ホンダ“史上初”の「“V8”エンジン」がスゴイ! 350馬力×流麗デザインの超カッコイイ「BF350」! “NSX”との意外な共通点もある新型「フラッグシップ船外機」はどうなのか
ホンダ史上初の「V8エンジン」は凄かった…
バイクやクルマでよく知られるホンダですが、草刈り機から航空機まで、様々な“動力製品”を展開しています。 【画像】超カッコイイ! ホンダ最新型「”V8エンジン”搭載モデル」を画像で見る(30枚) 中でも、船に取り付ける“船外機”の存在はあまり知られていないかもしれませんが、1964年に初の船外機を発売してから今年で60周年を迎えるホンダの中でも歴史ある製品です。 今回そんなホンダの船外機の中でも最新鋭かつホンダ初のV8気筒エンジンを搭載する「BF350」を体験する機会を得たのでレポートします。
あまり知られていないかもしれないホンダの船外機ですが、その歴史は長く1964年から展開されています。 「水上を走るもの、水を汚すべからず」という信念のもと、軽量・廉価な2ストロークエンジンが主流の当時から、環境にやさしい4ストロークエンジンでマリン市場に参入しており、初のホンダ船外機となる「GB30」を発売して以降、さまざまな機械の動力として使用可能な4ストローク汎用エンジンを独自に進化させてきました。 ユーザーの大出力ニーズに対応するため、1990年には四輪事業で培った技術を活用し、当時の最大出力である45馬力の船外機「BF45」を発売。 1992年には、当時もっとも厳しいとされた欧州の排出ガス規制であるボーデン湖規制に適合した「BF8B」を発売。1998年にはホンダ独自の技術であるPGM-FIを導入するなど、革新的な船外機づくりを続けています。 直近では市場の高出力ニーズに対応し、2024年2月、350馬力のV型8気筒エンジンを搭載したBF350を発売しました。 これは、4輪を含めたホンダの市販モデルの歴史においても、最大の出力だといいます。 現在では、世界中で2馬力から350馬力までの計25モデルを販売しており、累計生産台数は219万台にものぼるといいます。 今回はそんな“マリン事業”の60周年記念として説明会が実施され、前述の最新船外機BF350と、V型6気筒エンジンを搭載する「BF250」を比較試乗する機会を得られました。 比較試乗は、ニュージャパンマリン社製の「NSB335」という全長10m×全幅3mほどのクルーザーに、それぞれのエンジンを2基ずつ取り付けたモデルで行われました。 まずは、BF250から。
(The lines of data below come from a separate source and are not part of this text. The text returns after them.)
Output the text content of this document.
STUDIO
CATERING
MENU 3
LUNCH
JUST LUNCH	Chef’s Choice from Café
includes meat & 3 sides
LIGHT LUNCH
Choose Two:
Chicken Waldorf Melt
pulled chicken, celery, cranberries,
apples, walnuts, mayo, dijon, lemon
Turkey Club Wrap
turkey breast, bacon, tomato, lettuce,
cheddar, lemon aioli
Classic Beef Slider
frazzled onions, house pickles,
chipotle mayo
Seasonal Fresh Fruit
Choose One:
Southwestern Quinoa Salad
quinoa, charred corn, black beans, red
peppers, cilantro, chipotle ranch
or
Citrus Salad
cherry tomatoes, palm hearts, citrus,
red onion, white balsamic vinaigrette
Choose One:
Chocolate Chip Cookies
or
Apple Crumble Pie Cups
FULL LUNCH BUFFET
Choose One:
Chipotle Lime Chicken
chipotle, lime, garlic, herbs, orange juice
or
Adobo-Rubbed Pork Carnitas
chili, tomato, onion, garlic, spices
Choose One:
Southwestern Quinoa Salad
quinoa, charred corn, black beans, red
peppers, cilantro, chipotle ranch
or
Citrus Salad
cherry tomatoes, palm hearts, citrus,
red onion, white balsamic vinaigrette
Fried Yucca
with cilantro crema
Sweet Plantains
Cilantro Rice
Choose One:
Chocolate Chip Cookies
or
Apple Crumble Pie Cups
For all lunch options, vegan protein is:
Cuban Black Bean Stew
BF250に搭載されるエンジンは、最高出力250馬力を発揮する3.5リッターV型6気筒エンジン。同モデルでも、BF350が登場するまではホンダマリン最大のモデルで、十二分な出力を発揮し、大きな船体を前へ前へと押し込んでいきます。 続いてBF350。フラッグシップモデルであるBF350は高出力と静粛性を両立するとともに、低燃費を実現しているといいます。 実際にBF250と比べると、静粛性がかなり高く、BF250と同じ速度を出していても隣りにいる人との“会話のしやすさ”が段違いです。 また、BF250では相応に感じた船体の振動もBF350 搭載モデルでは不思議と感じません。これは、新設計のクランクシャフトを採用することでエンジン自体の振動を極力抑え、船体との“共振”を防止しているためだといいます。 さらに、BF250と比べると海が“穏やかになった”とさえ錯覚するほどの安心感をおぼえます。これは豊かなトルクからもたらされる高い走破性に加え、ホンダとして初搭載のトリムサポート機能により、船外機の回転数や速度に合わせて、あらかじめ設定した船体姿勢へ自動制御することができ、より簡単で快適な操船を実現しているからで、船体のどこにいても船のランクが1段階上がったような上質な乗り心地を感じられます。 ※ ※ ※ ホンダ唯一のV8エンジンを搭載するBF350の“凄さ”を実感すると気になってしまうのがクルマのエンジンとの共通性や、その転用の可能性です。 まず共通性について担当者は「ほとんど無い」としたうえで「一部パーツの流用と、クランクに『NSX(2代目)』で用いられた“高強度クランク材”を使用している」と答えてくれました。 自動車用エンジン…しかもNSXとの意外な共通性に感動したものの、その転用の可能性についてはきっぱり「難しい」と否定されました。 というのも、船外機としては大きな船に装着する場合などは複数基がけになるため、その全幅は少ないほど優位性は高くなります。つまり全幅は細い程良い=エンジン幅もコンパクトな方がいいとなるため、Vバンク角を自動車用の一般的なV8エンジンより狭角にしています。具体的には、通常の自動車用エンジンが90度であるところを60度に設定されます。 狭角となるとエンジン高も上がるため、自動車用としては不有利に働きやすくなるため、このままの使用はあまり考えられないということなのです。 素晴らしい性能を誇るBF350。それだけにエンジン自体の共有は難しくても、その技術をつかった“ホンダのV8エンジン搭載車”をと期待してしまいます。